"Ganz nebenbei" ist Woody Allens weitgespannter Rückblick auf das eigene Leben und Werk. Er zeichnet die Stationen seiner Karriere auf der Bühne, vor und hinter der Kamera und als Autor nach und gibt Auskunft über seine Jugend, über Familie und Freunde wie über die Lieben seines Lebens.
Der Sarg war immer halb voll
Von berühmten Freunden, schönen Mittagessen und gemeinen Vorwürfen: Was erzählt Woody Allen in seinen Memoiren "Ganz nebenbei"?
Der Streit um die Veröffentlichung ist vorbei, die Autobiographie von Woody Allen ist erschienen, seit Anfang der Woche in den Vereinigten Staaten und nun auch bei uns ("Ganz nebenbei", Rowohlt Verlag). Vier Übersetzer (Stefanie Jacobs, Hainer Kober, Andrea O'Brian und Jan Schönherr) haben daran gearbeitet, um dieses Tempo und den typischen Woody-Allen-Sound hinzubekommen, der hier allerdings nach einer ausgeleierten Pose klingt, aus der heraus sich Frauen wie "Sahneschnittchen" ausmachen lassen und "langbeinige Schnuckelchen" die Bars und "Miezen im Minirock" die Straßen bevölkern.

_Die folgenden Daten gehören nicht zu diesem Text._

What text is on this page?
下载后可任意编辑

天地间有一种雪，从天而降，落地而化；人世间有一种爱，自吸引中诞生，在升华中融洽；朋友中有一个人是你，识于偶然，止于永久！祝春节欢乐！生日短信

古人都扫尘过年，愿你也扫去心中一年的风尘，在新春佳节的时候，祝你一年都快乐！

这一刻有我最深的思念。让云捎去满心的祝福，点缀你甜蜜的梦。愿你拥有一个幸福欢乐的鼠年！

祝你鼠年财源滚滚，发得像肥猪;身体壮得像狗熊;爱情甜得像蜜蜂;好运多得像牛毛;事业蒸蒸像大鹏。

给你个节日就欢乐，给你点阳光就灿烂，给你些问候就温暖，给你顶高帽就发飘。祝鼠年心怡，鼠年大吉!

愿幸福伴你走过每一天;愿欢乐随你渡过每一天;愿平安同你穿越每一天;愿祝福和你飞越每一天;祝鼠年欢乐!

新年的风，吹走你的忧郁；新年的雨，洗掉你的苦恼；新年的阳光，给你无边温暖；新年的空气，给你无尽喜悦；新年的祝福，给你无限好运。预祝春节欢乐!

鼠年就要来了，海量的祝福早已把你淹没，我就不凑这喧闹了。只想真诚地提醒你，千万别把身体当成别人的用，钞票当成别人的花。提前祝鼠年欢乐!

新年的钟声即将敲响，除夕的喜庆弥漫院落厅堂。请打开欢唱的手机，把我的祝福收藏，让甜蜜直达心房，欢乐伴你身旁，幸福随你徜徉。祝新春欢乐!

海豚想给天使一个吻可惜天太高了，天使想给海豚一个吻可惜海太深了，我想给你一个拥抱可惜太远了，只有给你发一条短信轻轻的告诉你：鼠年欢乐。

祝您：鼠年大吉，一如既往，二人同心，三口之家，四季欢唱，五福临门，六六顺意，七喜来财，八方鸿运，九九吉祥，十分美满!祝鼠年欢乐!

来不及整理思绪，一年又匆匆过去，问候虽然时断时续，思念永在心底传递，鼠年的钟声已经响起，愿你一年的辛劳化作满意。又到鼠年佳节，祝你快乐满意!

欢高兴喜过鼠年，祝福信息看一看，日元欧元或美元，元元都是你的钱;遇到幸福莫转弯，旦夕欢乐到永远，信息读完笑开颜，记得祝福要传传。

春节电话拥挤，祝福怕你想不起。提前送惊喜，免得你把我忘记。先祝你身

Am Anfang liest sich das wie das Voice-over einer Kopie eines der New-York-Filme des Komödianten, der es von Brooklyn nach Manhattan geschafft hat, wie er es sich seit seinem ersten Besuch des Times Square erträumte. Da war er sieben und schon ganz bei sich: "Für manche Leute ist das Glas halb leer, für andere halb voll. Für mich war stets der Sarg halb voll." Doch es gab Lichtblicke. Vor allem im Kino und bei 0den "Champagner-Komödien", die dort spielten, wohin er wollte: "In Penthouses mit Privataufzug, in denen Korken knallten und charmante Männer in geschliffenen Dialogen wunderschöne Frauen umgarnten, die wie dahingegossen auf dem Sofa lagen, in Garderobe wie für eine Hochzeit im Buckingham Palace." Bis es so weit war und er tatsächlich in ein Penthouse mit phantastischem Blick über die Stadt einzog und fünfunddreißig Jahre darin wohnen blieb, obwohl es reinregnete, wie überall in New York, dauerte es noch eine Weile. Im Buch etwa zweihundert Seiten.
Aber wer wird dieses Buch lesen, um etwas über Cousine Rita zu erfahren, mit der Woody Allen, der da noch Allen Konigsberg hieß, als Junge gern ins Kino ging, etwas von Tanten und Onkeln, die zu Familienfeiern antanzten, oder über die gestohlene Schreibmaschine, auf der er als Schüler anfing, sein früh erkanntes Talent fürs Komische auszuleben? Woody Allen ist 84. Da ist die Liste von Nebensächlichkeiten, die das Leben ausmachen, lang. Und so liest sich auch dieses Buch.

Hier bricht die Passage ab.